対象児のプロフィール[HELP]Zさん、養護学校小学部1年生、男子、ダウン症候群

その他の特徴
・入学当初は、目の前に自分にとって必要のない物があるとそれを投げたり、給食時、スプーンや食器を投げたりする行動が多くみられた。(現在は稀にみられる程度である。)
・自分の思いが伝わらない時や、不快な時に自分の頭を手の平で叩く自傷行為がみられる。
・苦手な音や声が聞こえると耳ふさぎをする。
・手をパチンと合わせるサインや数種類のカードを使って要求を伝えることができる。

指導者の役割と人数[HELP]指導者A:担任 1名
長期目標[HELP]スプーンを使ってすくいやすい食べ物を食べることができる
短期目標[HELP]スプーンを使って5個にちぎられた菓子パンを食べることができる
標的行動(増やしたい行動)[HELP]スプーンを使って5個にちぎられた菓子パンを食べる
標的行動(減らしたい行動)[HELP]教員にスプーンを渡そうとする、スプーンでお皿をトントン叩く
標的行動を取り上げる意義[HELP]Zさんは、自分でスプーンを握って口まで運ぶことができるが、大人や先生が軽く手を添えて食べさせてくれるという環境に慣れてしまっている。そのため、スプーンを握っても大人や先生の方に手を伸ばしてきて一人で食べようとすることはほとんど見られない。
Zさんが一人で食事ができるようになって欲しいということは保護者の願いでもあり、将来を見据えた視点から少しでも自立して生活できるようにするためにも必要なことだと考えられる。
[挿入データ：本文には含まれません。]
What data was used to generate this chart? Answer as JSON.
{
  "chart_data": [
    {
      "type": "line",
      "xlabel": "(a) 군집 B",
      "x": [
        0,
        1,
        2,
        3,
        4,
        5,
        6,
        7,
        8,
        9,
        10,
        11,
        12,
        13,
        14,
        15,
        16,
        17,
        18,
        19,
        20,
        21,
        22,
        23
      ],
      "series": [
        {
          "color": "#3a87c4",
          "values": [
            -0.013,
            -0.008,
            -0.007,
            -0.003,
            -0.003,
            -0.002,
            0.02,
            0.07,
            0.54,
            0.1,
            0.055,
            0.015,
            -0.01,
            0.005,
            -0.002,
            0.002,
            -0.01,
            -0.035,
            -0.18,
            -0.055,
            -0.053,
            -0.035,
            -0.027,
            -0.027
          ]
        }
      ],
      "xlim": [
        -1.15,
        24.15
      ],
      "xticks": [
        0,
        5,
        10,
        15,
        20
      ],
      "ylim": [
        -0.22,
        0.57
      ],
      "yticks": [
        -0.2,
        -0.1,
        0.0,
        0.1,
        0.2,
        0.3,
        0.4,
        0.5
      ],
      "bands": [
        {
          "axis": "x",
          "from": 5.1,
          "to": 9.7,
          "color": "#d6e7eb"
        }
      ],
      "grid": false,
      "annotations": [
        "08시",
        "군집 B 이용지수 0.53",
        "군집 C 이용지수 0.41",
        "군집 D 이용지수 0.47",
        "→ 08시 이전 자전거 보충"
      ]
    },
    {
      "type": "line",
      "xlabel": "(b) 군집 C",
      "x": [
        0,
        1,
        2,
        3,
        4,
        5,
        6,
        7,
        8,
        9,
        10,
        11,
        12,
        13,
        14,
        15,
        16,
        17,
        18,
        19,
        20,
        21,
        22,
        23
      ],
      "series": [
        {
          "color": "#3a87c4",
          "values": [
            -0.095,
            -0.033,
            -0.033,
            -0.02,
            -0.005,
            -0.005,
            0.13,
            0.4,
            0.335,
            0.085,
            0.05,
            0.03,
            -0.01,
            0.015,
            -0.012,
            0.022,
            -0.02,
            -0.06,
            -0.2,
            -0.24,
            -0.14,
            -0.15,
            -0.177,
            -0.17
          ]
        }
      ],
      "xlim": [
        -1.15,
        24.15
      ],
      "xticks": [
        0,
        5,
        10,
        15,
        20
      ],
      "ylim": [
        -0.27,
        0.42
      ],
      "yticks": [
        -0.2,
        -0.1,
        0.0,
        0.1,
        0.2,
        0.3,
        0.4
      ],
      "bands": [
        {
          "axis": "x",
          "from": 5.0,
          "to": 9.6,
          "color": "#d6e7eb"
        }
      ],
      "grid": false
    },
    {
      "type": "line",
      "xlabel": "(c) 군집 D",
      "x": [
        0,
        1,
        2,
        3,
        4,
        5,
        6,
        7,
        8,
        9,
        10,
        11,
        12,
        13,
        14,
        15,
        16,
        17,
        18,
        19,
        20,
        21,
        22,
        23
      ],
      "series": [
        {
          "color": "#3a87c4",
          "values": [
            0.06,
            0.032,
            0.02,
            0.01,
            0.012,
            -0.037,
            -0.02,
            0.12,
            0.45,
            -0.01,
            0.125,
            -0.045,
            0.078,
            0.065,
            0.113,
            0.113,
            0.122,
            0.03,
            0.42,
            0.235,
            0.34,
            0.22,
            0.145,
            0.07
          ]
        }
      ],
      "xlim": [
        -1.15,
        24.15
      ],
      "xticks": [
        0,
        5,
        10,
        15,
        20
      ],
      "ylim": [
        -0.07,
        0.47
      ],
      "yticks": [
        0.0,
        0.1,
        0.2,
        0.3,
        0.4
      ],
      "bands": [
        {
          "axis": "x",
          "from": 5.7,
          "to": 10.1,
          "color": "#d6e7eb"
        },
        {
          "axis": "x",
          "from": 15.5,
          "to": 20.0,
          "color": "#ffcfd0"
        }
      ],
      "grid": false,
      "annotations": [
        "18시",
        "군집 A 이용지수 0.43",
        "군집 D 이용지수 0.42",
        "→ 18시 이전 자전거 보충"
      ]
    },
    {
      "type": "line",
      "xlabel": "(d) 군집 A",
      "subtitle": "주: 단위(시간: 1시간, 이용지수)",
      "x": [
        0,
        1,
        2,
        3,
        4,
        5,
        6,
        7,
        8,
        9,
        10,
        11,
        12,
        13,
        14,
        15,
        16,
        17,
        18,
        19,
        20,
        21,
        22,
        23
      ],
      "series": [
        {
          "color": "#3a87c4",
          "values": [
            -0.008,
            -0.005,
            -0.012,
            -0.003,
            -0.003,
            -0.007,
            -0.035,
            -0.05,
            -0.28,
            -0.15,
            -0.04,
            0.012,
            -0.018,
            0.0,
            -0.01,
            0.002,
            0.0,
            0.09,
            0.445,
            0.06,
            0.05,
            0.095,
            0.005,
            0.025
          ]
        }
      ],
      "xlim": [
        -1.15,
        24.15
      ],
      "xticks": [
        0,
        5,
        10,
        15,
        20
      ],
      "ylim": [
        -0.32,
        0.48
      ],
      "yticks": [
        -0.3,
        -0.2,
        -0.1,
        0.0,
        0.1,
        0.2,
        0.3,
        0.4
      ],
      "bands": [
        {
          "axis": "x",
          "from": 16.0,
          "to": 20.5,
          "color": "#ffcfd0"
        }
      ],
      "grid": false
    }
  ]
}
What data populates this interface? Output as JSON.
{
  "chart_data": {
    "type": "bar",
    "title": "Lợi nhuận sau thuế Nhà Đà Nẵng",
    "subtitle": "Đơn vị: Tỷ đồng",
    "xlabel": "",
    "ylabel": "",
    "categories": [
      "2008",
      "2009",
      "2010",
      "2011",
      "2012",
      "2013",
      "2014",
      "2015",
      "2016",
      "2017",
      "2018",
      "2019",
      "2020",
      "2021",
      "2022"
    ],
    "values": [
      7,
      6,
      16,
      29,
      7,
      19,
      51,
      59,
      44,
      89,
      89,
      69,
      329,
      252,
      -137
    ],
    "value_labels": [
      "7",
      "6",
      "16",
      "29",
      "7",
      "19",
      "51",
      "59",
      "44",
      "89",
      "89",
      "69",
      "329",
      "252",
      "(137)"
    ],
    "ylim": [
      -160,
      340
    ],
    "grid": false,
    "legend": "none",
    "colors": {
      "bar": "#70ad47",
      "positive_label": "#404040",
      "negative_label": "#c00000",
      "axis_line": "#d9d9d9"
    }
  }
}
また、食べ物をすくうことが十分でないため、すくう練習も同時に行うことが必要だと考えられる。
事例に関する情報[HELP]・スプーンは上から握って持っている。
・スプーンを持ち、食べたいという意欲はある。
・スプーンに落ちにくい食べ物(白ごはん、ポテトサラダ)をのせた状態で手渡すと、ほぼ確実に一人で食べることができている。落ちやすい物は、教員が軽く手を添えて口まで運べるように支援している。
・食べ物をすくうスキルがまだ十分身に付いていない。
・菓子パン(蒸しパン)は大好物で、一口大の大きさであればスプーンですくうことができる場面も見られた。
問題の推定原因[HELP]原因1 一人で食べるという経験が少ない。
原因2 大人や先生が食べさせてくれる。
原因3 スプーンで食べ物をすくうというスキルが不十分である。
原因4 一人ですくって食べても褒めてくれない。
原因5 すくえないと食べられない。
想定される解決策[HELP]解決策1 (原因1、2)一人で食べる経験を増やす。
解決策2 (原因3、5)すくうスキルが身に付くためにすくいやすい食べ物を用意し、すくう練習をする。
解決策3 (原因4)一人ですくって食べられたら「上手だね!」などとことばをかけて賞賛する。
選択した原因と解決策[HELP]原因1、2、3、4、5
解決策1、2、3
般化を狙う場面[HELP]給食時、白ごはんを食べる時
指導場面[HELP]課題別の活動の時間、休み時間
指導手続き[HELP]ベースライン
1.課題別の活動の時間(または休み時間)、一つの机に教員と対面で座る。
2.Zさんの目の前に5個(一口大の大きさ)にちぎられた菓子パンが載せられたお皿と子供用スプーンを提示する。
3.「Zちゃんいただきます」とことばかけをし、同時に3分で鳴るように設定されたタイマーのスイッチを押す。(食べることができても賞賛のことばなし。)
4.タイマーが鳴るのと同時に机のお皿をAさんの前から取り除く。


介入1
1.課題別の活動の時間(または休み時間)、一つの机に教員と対面で座る。
2.Zさんの目の前に5個(一口大の大きさ)にちぎられた菓子パンが載せられたお皿と子供用スプーンを提示する。
3.「Zちゃんいただきます」とことばかけをし、同時に3分で鳴るように設定されたタイマーのスイッチを押す。(食べることができれば、賞賛のことばをかける。)
4.タイマーが鳴るのと同時に机のお皿をZさんの前から取り除く。
5.教員が新たに菓子パンを5個載せたお皿を提示する。
6.3分間、練習の時間を設け、Zさんが菓子パンをスプーンですくえるように教員が軽く手を添え、支援する。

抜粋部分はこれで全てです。